03/15/10-by Bridgette P. LaVictoire
“In a way, they got what they wanted. The people of this town voted and we affirmed the right to marry is a civil right.” Rev. John Gregory-Davis of the Meriden Congregational Church made that statement after the town of Plainfield, NH’s residents voted to not support the attempt to lobby the state legislature on an anti-same-sex marriage amendment. Indeed, they voted to amend the wording to commend the legislature for passing it by 185-40.
The problem for the National Organization for Marriage, which was busy crowing over the results that did come in, is that many of the towns that had this come up actually voted to table the whole issue instead of voting. While those who oppose marriage equality did win the support of the majority of the towns where the vote was held, it ended up amounting far fewer than the one hundred towns that were suppose to vote on this issue. According to the tally, fifty-three towns voted to support the lobbying effort, twenty-three opposed it, and twenty tabled it. In essence, a bare majority of the towns that had this before them voted in favor of it, and the ninety-six towns which had it before them represent a small minority of the entirety of New Hampshire.
The organization pushing this was Let New Hampshire Vote, which has sought to push this into the public voting sphere just like similar organizations have in Maine and the National Organization for Marriage is trying to do in Washington, DC. Of course, in New Hampshire, getting an amendment on their constitution is nearly impossible since it requires a super majority of the voters to get it through. Most marriage amendments have gone through by the barest of majorities, and the voter veto in Maine was 52% to 48%.
The ballot measure also had one other major problem. It is non-binding. This vote has no legal force because the state has no petition system for amendments the way, say, California does.
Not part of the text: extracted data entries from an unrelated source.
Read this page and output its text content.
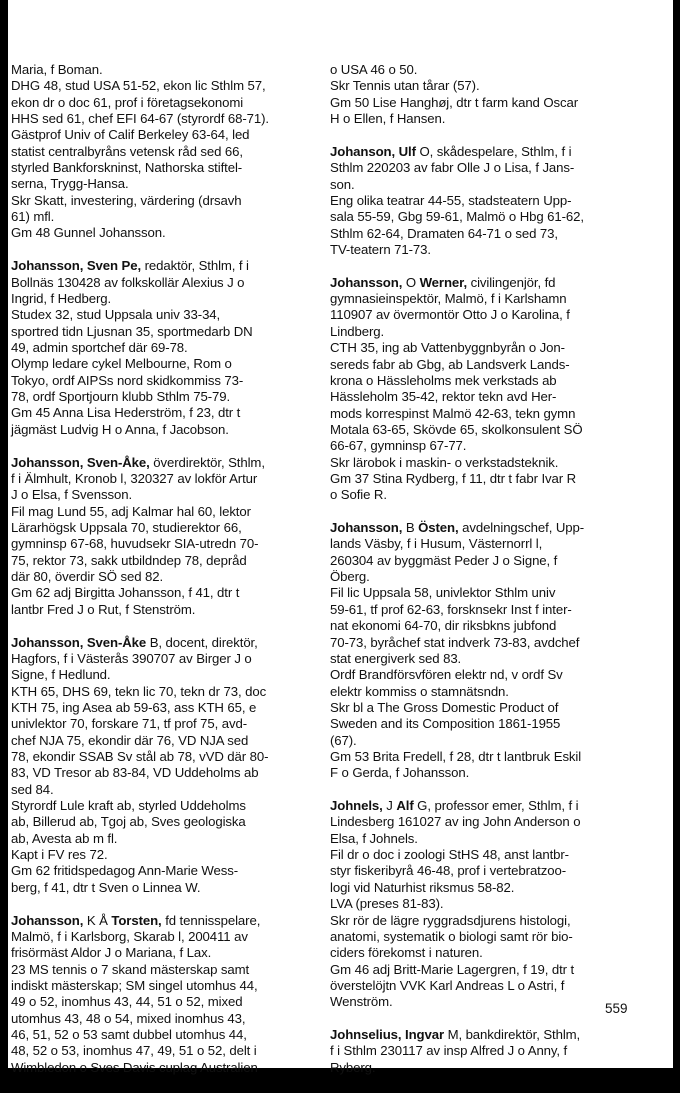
Maria, f Boman.
DHG 48, stud USA 51-52, ekon lic Sthlm 57,
ekon dr o doc 61, prof i företagsekonomi
HHS sed 61, chef EFI 64-67 (styrordf 68-71).
Gästprof Univ of Calif Berkeley 63-64, led
statist centralbyråns vetensk råd sed 66,
styrled Bankforskninst, Nathorska stiftel-
serna, Trygg-Hansa.
Skr Skatt, investering, värdering (drsavh
61) mfl.
Gm 48 Gunnel Johansson.
Johansson, Sven Pe, redaktör, Sthlm, f i
Bollnäs 130428 av folkskollär Alexius J o
Ingrid, f Hedberg.
Studex 32, stud Uppsala univ 33-34,
sportred tidn Ljusnan 35, sportmedarb DN
49, admin sportchef där 69-78.
Olymp ledare cykel Melbourne, Rom o
Tokyo, ordf AIPSs nord skidkommiss 73-
78, ordf Sportjourn klubb Sthlm 75-79.
Gm 45 Anna Lisa Hederström, f 23, dtr t
jägmäst Ludvig H o Anna, f Jacobson.
Johansson, Sven-Åke, överdirektör, Sthlm,
f i Älmhult, Kronob l, 320327 av lokför Artur
J o Elsa, f Svensson.
Fil mag Lund 55, adj Kalmar hal 60, lektor
Lärarhögsk Uppsala 70, studierektor 66,
gymninsp 67-68, huvudsekr SIA-utredn 70-
75, rektor 73, sakk utbildndep 78, depråd
där 80, överdir SÖ sed 82.
Gm 62 adj Birgitta Johansson, f 41, dtr t
lantbr Fred J o Rut, f Stenström.
Johansson, Sven-Åke B, docent, direktör,
Hagfors, f i Västerås 390707 av Birger J o
Signe, f Hedlund.
KTH 65, DHS 69, tekn lic 70, tekn dr 73, doc
KTH 75, ing Asea ab 59-63, ass KTH 65, e
univlektor 70, forskare 71, tf prof 75, avd-
chef NJA 75, ekondir där 76, VD NJA sed
78, ekondir SSAB Sv stål ab 78, vVD där 80-
83, VD Tresor ab 83-84, VD Uddeholms ab
sed 84.
Styrordf Lule kraft ab, styrled Uddeholms
ab, Billerud ab, Tgoj ab, Sves geologiska
ab, Avesta ab m fl.
Kapt i FV res 72.
Gm 62 fritidspedagog Ann-Marie Wess-
berg, f 41, dtr t Sven o Linnea W.
Johansson, K Å Torsten, fd tennisspelare,
Malmö, f i Karlsborg, Skarab l, 200411 av
frisörmäst Aldor J o Mariana, f Lax.
23 MS tennis o 7 skand mästerskap samt
indiskt mästerskap; SM singel utomhus 44,
49 o 52, inomhus 43, 44, 51 o 52, mixed
utomhus 43, 48 o 54, mixed inomhus 43,
46, 51, 52 o 53 samt dubbel utomhus 44,
48, 52 o 53, inomhus 47, 49, 51 o 52, delt i
Wimbledon o Sves Davis cuplag Australien
o USA 46 o 50.
Skr Tennis utan tårar (57).
Gm 50 Lise Hanghøj, dtr t farm kand Oscar
H o Ellen, f Hansen.
Johanson, Ulf O, skådespelare, Sthlm, f i
Sthlm 220203 av fabr Olle J o Lisa, f Jans-
son.
Eng olika teatrar 44-55, stadsteatern Upp-
sala 55-59, Gbg 59-61, Malmö o Hbg 61-62,
Sthlm 62-64, Dramaten 64-71 o sed 73,
TV-teatern 71-73.
Johansson, O Werner, civilingenjör, fd
gymnasieinspektör, Malmö, f i Karlshamn
110907 av övermontör Otto J o Karolina, f
Lindberg.
CTH 35, ing ab Vattenbyggnbyrån o Jon-
sereds fabr ab Gbg, ab Landsverk Lands-
krona o Hässleholms mek verkstads ab
Hässleholm 35-42, rektor tekn avd Her-
mods korrespinst Malmö 42-63, tekn gymn
Motala 63-65, Skövde 65, skolkonsulent SÖ
66-67, gymninsp 67-77.
Skr lärobok i maskin- o verkstadsteknik.
Gm 37 Stina Rydberg, f 11, dtr t fabr Ivar R
o Sofie R.
Johansson, B Östen, avdelningschef, Upp-
lands Väsby, f i Husum, Västernorrl l,
260304 av byggmäst Peder J o Signe, f
Öberg.
Fil lic Uppsala 58, univlektor Sthlm univ
59-61, tf prof 62-63, forsknsekr Inst f inter-
nat ekonomi 64-70, dir riksbkns jubfond
70-73, byråchef stat indverk 73-83, avdchef
stat energiverk sed 83.
Ordf Brandförsvfören elektr nd, v ordf Sv
elektr kommiss o stamnätsndn.
Skr bl a The Gross Domestic Product of
Sweden and its Composition 1861-1955
(67).
Gm 53 Brita Fredell, f 28, dtr t lantbruk Eskil
F o Gerda, f Johansson.
Johnels, J Alf G, professor emer, Sthlm, f i
Lindesberg 161027 av ing John Anderson o
Elsa, f Johnels.
Fil dr o doc i zoologi StHS 48, anst lantbr-
styr fiskeribyrå 46-48, prof i vertebratzoo-
logi vid Naturhist riksmus 58-82.
LVA (preses 81-83).
Skr rör de lägre ryggradsdjurens histologi,
anatomi, systematik o biologi samt rör bio-
ciders förekomst i naturen.
Gm 46 adj Britt-Marie Lagergren, f 19, dtr t
överstelöjtn VVK Karl Andreas L o Astri, f
Wenström.
Johnselius, Ingvar M, bankdirektör, Sthlm,
f i Sthlm 230117 av insp Alfred J o Anny, f
Ryberg.
559
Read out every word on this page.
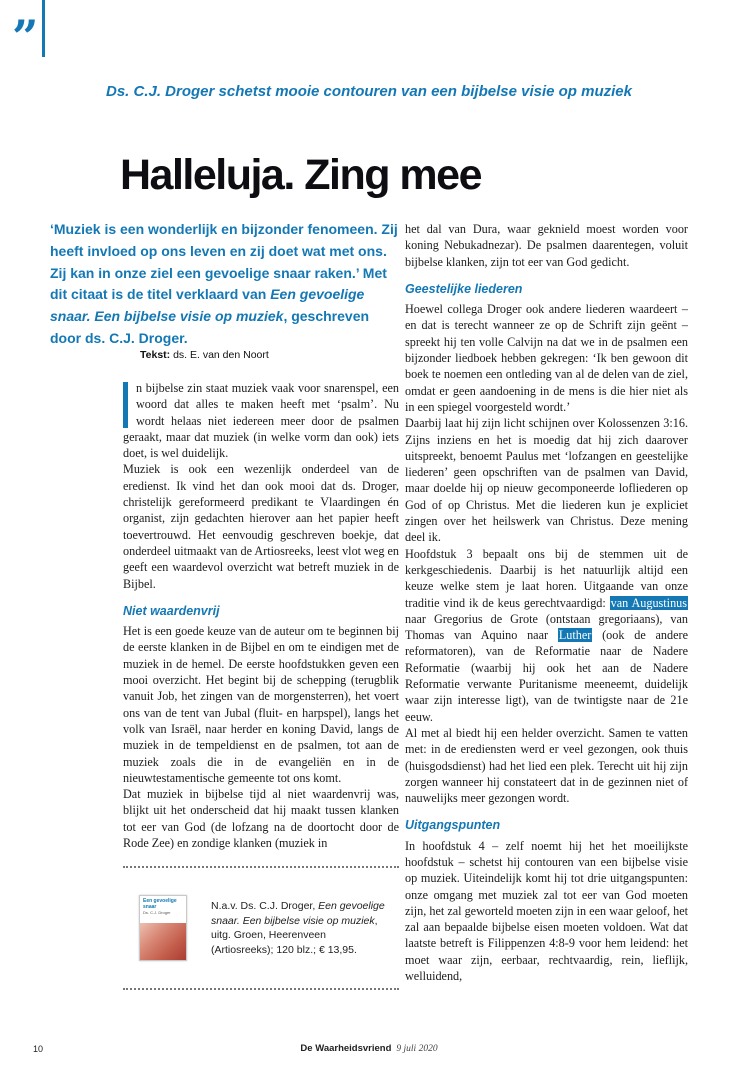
”
Ds. C.J. Droger schetst mooie contouren van een bijbelse visie op muziek
Halleluja. Zing mee
‘Muziek is een wonderlijk en bijzonder fenomeen. Zij heeft invloed op ons leven en zij doet wat met ons. Zij kan in onze ziel een gevoelige snaar raken.’ Met dit citaat is de titel verklaard van Een gevoelige snaar. Een bijbelse visie op muziek, geschreven door ds. C.J. Droger.
Tekst: ds. E. van den Noort

n bijbelse zin staat muziek vaak voor snarenspel, een woord dat alles te maken heeft met ‘psalm’. Nu wordt helaas niet iedereen meer door de psalmen geraakt, maar dat muziek (in welke vorm dan ook) iets doet, is wel duidelijk.

Muziek is ook een wezenlijk onderdeel van de eredienst. Ik vind het dan ook mooi dat ds. Droger, christelijk gereformeerd predikant te Vlaardingen én organist, zijn gedachten hierover aan het papier heeft toevertrouwd. Het eenvoudig geschreven boekje, dat onderdeel uitmaakt van de Artiosreeks, leest vlot weg en geeft een waardevol overzicht wat betreft muziek in de Bijbel.

Niet waardenvrij

Het is een goede keuze van de auteur om te beginnen bij de eerste klanken in de Bijbel en om te eindigen met de muziek in de hemel. De eerste hoofdstukken geven een mooi overzicht. Het begint bij de schepping (terugblik vanuit Job, het zingen van de morgensterren), het voert ons van de tent van Jubal (fluit- en harpspel), langs het volk van Israël, naar herder en koning David, langs de muziek in de tempeldienst en de psalmen, tot aan de muziek zoals die in de evangeliën en in de nieuwtestamentische gemeente tot ons komt.

Dat muziek in bijbelse tijd al niet waardenvrij was, blijkt uit het onderscheid dat hij maakt tussen klanken tot eer van God (de lofzang na de doortocht door de Rode Zee) en zondige klanken (muziek in

Een gevoelige snaar
Ds. C.J. Droger
N.a.v. Ds. C.J. Droger, Een gevoelige snaar. Een bijbelse visie op muziek, uitg. Groen, Heerenveen (Artiosreeks); 120 blz.; € 13,95.

het dal van Dura, waar geknield moest worden voor koning Nebukadnezar). De psalmen daarentegen, voluit bijbelse klanken, zijn tot eer van God gedicht.

Geestelijke liederen

Hoewel collega Droger ook andere liederen waardeert – en dat is terecht wanneer ze op de Schrift zijn geënt – spreekt hij ten volle Calvijn na dat we in de psalmen een bijzonder liedboek hebben gekregen: ‘Ik ben gewoon dit boek te noemen een ontleding van al de delen van de ziel, omdat er geen aandoening in de mens is die hier niet als in een spiegel voorgesteld wordt.’

Daarbij laat hij zijn licht schijnen over Kolossenzen 3:16. Zijns inziens en het is moedig dat hij zich daarover uitspreekt, benoemt Paulus met ‘lofzangen en geestelijke liederen’ geen opschriften van de psalmen van David, maar doelde hij op nieuw gecomponeerde lofliederen op God of op Christus. Met die liederen kun je expliciet zingen over het heilswerk van Christus. Deze mening deel ik.

Hoofdstuk 3 bepaalt ons bij de stemmen uit de kerkgeschiedenis. Daarbij is het natuurlijk altijd een keuze welke stem je laat horen. Uitgaande van onze traditie vind ik de keus gerechtvaardigd: van Augustinus naar Gregorius de Grote (ontstaan gregoriaans), van Thomas van Aquino naar Luther (ook de andere reformatoren), van de Reformatie naar de Nadere Reformatie (waarbij hij ook het aan de Nadere Reformatie verwante Puritanisme meeneemt, duidelijk waar zijn interesse ligt), van de twintigste naar de 21e eeuw.

Al met al biedt hij een helder overzicht. Samen te vatten met: in de erediensten werd er veel gezongen, ook thuis (huisgodsdienst) had het lied een plek. Terecht uit hij zijn zorgen wanneer hij constateert dat in de gezinnen niet of nauwelijks meer gezongen wordt.

Uitgangspunten

In hoofdstuk 4 – zelf noemt hij het het moeilijkste hoofdstuk – schetst hij contouren van een bijbelse visie op muziek. Uiteindelijk komt hij tot drie uitgangspunten: onze omgang met muziek zal tot eer van God moeten zijn, het zal geworteld moeten zijn in een waar geloof, het zal aan bepaalde bijbelse eisen moeten voldoen. Wat dat laatste betreft is Filippenzen 4:8-9 voor hem leidend: het moet waar zijn, eerbaar, rechtvaardig, rein, lieflijk, welluidend,

10	De Waarheidsvriend 9 juli 2020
Indeed, this is a major problem for groups like NOM and their off shoots. Many states do not have ways by which people can put amendments on the ballot outside the South and California. This makes it very hard to roll marriage equality laws back in many places that finally do allow it.
While NOM is busy crowing about how New Hampshire voted in favor of banning marriage equality, the fact that the number of people represented by the fifty-three towns that did vote for it represent less than one percent of the New Hampshire population is something that they have chosen to gloss over.
It was Gretchen Cherington of Plainfield, NH who made the best statement among all of those that day. The mother of a straight son and a lesbian daughter, Ms Cherington stated “Gay and lesbian people suffer not because of who they are but because of who we are.”